A lot has been said about the significance of the Wuhan summit and how it will change the texture of the Sino-Indian relationship. According to the Indian press release, it will emerge as “a positive factor for stability amidst current global uncertainties,” and would also be conducive “for the development and prosperity of the region, and will create the conditions for an Asian Century.”
But all this is conditional on the two countries being able to overcome the issues that presently hobble their relationship. None is more significant than the disputed Sino-Indian border. We often hear brave words about how the problem is a leftover from history and how it can be kept aside while the two countries work on their development partnership, but the fact is that the dispute limits their ability to move ahead.
The Indian press release at Wuhan said that the two leaders had issued “strategic guidance to their respective militaries” to enhance communications and implement various confidence-building measures (CBMs) and effective management of the border. The Chinese statement was pithy, noting merely that the two sides will strengthen CBMs and enhance communications and cooperation to uphold peace and tranquillity.
Significantly, though, both press releases use the same phrase in referring to the importance of the work of the two special representatives “to seek a fair, reasonable and mutually acceptable settlement” to the border question.
The two immediate fallouts of this have been noted in the Indian media. The first is the decision to set up an India-China hotline at the level of director-general of Military Operations. The second was the set of instructions that have gone out for the army to maintain peace on the border, avoiding excessively aggressive patrolling tactics and to follow the 2005 protocol in dealing with the PLA on the border.
There are some 20-odd places on the Line of Actual Control that mark the Sino-Indian border where the two sides have overlapping claims. Both sides patrol to what they consider is the limit of their border, but in these places since the claims overlap, there are occasions when the patrols meet.
For this, the 2005 protocol said that the patrol must conduct what is called a “banner drill”. When patrols meet, they will display the first banner saying, “This is Indian/Chinese territory.” And then, the second banner saying, “Turn around and go back to your side.” This is what the Army terms a “face-off”. Following this, the two sides may seek a border meeting at any of the designated sites.
In recent years, however, this well-choreographed drill had stopped working and confrontation between patrols had become more violent with fisticuffs and shoving becoming the norm. This is the reason that last week, following a meeting between NSA Ajit Doval and Army chief Bipin Rawat, orders were issued to tone down the attitude and go by the 2005 protocol book.

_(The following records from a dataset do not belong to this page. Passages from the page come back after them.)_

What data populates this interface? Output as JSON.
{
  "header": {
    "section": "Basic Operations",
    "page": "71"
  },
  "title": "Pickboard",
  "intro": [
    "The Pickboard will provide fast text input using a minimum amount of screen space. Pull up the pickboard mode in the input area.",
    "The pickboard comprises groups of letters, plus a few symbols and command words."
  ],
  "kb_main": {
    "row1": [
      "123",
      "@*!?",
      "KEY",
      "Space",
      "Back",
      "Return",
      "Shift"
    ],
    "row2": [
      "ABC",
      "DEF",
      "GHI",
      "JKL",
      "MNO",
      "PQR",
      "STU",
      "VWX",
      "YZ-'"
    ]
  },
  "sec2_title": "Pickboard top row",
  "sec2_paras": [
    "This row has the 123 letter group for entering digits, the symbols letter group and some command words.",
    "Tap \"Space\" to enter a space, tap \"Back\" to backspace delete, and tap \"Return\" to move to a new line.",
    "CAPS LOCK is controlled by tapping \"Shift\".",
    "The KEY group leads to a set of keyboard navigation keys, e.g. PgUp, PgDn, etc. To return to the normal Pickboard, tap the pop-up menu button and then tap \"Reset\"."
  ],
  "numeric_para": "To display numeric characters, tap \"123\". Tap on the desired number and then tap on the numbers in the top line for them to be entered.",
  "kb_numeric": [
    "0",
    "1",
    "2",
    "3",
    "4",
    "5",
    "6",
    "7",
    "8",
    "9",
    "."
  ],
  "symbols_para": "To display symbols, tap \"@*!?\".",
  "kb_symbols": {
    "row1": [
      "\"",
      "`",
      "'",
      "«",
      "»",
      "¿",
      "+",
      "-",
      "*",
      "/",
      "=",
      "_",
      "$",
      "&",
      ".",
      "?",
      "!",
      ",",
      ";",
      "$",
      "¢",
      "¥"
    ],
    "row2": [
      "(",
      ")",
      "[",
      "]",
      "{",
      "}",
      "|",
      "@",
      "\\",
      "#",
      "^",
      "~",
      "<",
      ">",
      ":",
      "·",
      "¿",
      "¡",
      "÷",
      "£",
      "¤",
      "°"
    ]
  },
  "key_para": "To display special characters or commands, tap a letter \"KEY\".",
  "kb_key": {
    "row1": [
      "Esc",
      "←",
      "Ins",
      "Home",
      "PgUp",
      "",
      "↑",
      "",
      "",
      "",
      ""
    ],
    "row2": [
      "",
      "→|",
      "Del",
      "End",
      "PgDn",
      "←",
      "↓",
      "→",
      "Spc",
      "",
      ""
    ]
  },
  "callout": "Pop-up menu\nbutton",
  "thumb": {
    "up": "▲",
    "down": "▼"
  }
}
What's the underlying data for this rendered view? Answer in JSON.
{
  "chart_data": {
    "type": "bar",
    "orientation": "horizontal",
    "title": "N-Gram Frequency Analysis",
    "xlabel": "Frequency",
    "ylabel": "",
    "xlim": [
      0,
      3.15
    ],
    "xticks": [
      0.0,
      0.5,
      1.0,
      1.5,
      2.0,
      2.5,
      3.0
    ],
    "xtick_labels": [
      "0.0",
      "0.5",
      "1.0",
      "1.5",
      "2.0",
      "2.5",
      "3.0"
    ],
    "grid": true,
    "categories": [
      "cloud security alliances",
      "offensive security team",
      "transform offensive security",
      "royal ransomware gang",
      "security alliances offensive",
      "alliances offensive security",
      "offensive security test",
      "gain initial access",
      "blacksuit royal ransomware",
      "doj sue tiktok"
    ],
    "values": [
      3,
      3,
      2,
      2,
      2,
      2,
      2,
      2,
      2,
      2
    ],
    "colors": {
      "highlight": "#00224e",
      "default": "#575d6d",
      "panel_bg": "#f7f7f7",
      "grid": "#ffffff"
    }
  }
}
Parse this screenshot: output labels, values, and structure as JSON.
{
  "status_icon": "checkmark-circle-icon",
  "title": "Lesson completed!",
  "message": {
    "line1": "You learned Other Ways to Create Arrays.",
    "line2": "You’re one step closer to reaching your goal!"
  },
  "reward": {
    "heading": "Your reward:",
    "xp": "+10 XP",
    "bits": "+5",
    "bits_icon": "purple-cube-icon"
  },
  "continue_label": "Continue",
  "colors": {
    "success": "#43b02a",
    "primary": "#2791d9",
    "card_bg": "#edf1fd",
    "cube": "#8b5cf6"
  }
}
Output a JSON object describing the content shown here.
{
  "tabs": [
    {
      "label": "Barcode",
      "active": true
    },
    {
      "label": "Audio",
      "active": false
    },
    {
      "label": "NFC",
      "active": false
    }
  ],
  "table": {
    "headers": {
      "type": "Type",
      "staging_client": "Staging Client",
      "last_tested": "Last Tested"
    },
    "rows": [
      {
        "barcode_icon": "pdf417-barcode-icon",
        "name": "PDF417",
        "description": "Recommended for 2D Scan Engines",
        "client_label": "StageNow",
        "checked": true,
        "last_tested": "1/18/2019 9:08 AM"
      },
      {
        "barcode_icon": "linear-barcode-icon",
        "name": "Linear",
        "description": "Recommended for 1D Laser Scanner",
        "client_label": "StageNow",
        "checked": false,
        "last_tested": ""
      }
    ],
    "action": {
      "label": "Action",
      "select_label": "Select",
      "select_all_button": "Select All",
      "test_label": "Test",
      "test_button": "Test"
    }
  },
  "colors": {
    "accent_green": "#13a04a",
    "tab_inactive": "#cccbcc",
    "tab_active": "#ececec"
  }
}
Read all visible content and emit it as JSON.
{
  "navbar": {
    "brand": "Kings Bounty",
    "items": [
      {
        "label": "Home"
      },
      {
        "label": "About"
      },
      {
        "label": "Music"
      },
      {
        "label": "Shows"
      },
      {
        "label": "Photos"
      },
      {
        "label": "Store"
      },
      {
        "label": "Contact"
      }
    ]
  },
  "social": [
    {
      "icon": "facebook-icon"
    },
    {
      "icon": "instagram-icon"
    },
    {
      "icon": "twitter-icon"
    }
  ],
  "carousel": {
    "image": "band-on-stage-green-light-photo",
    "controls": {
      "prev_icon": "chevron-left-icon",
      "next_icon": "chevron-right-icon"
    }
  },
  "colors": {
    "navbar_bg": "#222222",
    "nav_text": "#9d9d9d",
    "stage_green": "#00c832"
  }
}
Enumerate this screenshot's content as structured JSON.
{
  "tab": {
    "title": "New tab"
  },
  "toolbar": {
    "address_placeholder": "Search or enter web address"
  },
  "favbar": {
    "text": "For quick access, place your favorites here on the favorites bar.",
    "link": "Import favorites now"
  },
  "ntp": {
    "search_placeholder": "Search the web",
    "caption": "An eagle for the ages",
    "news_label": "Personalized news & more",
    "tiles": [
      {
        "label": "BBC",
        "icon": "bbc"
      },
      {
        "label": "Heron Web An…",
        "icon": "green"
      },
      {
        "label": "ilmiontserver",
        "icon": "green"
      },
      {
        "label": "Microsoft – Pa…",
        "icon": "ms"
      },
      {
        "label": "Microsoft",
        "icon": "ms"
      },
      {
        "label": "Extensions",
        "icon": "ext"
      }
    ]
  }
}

Now, there is also talk of coordinated patrolling of those areas, meaning that both sides inform each other when their patrol is going to visit one of those sites. The other side can simply avoid sending its own patrol in that period to avoid even this face off.
The resolution of the border dispute, too, is something that needs to be looked at urgently. Incidentally, shortly after he came to power, speaking at the sidelines of the BRICS summit in Durban on March 27, 2013, Xinhua cited Xi Jinping saying, “China and India should improve and make good use of the mechanism of special representatives to strive for a fair, rational solution framework acceptable to both sides as soon as possible.”
A few months later former PM Manmohan Singh gave the same message to Premier Li Keqiang who was visiting India in May 2013 after the Depsang face-off. In June 2013, Foreign Minister Wang Yi said during a visit to New Delhi in June 2014, “Through years of negotiation, we have come to an agreement on the basics of a boundary agreement, and we are prepared to reach a final settlement.”
But a month earlier, when PM Modi sought to push the Chinese side to move on the settlement in his visit to China in 2014, he came up against a wall. The Chinese were not even willing to move on an earlier agreement to clarify the Line of Actual Control.
That is where the situation lies right now.
To expect that CBMs alone will be able to help China and India to build a strategic partnership is to live in a fool’s paradise. If they want to move ahead along the lines indicated in Wuhan, they need to settle their border dispute first, not set it aside as they have been doing in recent decades.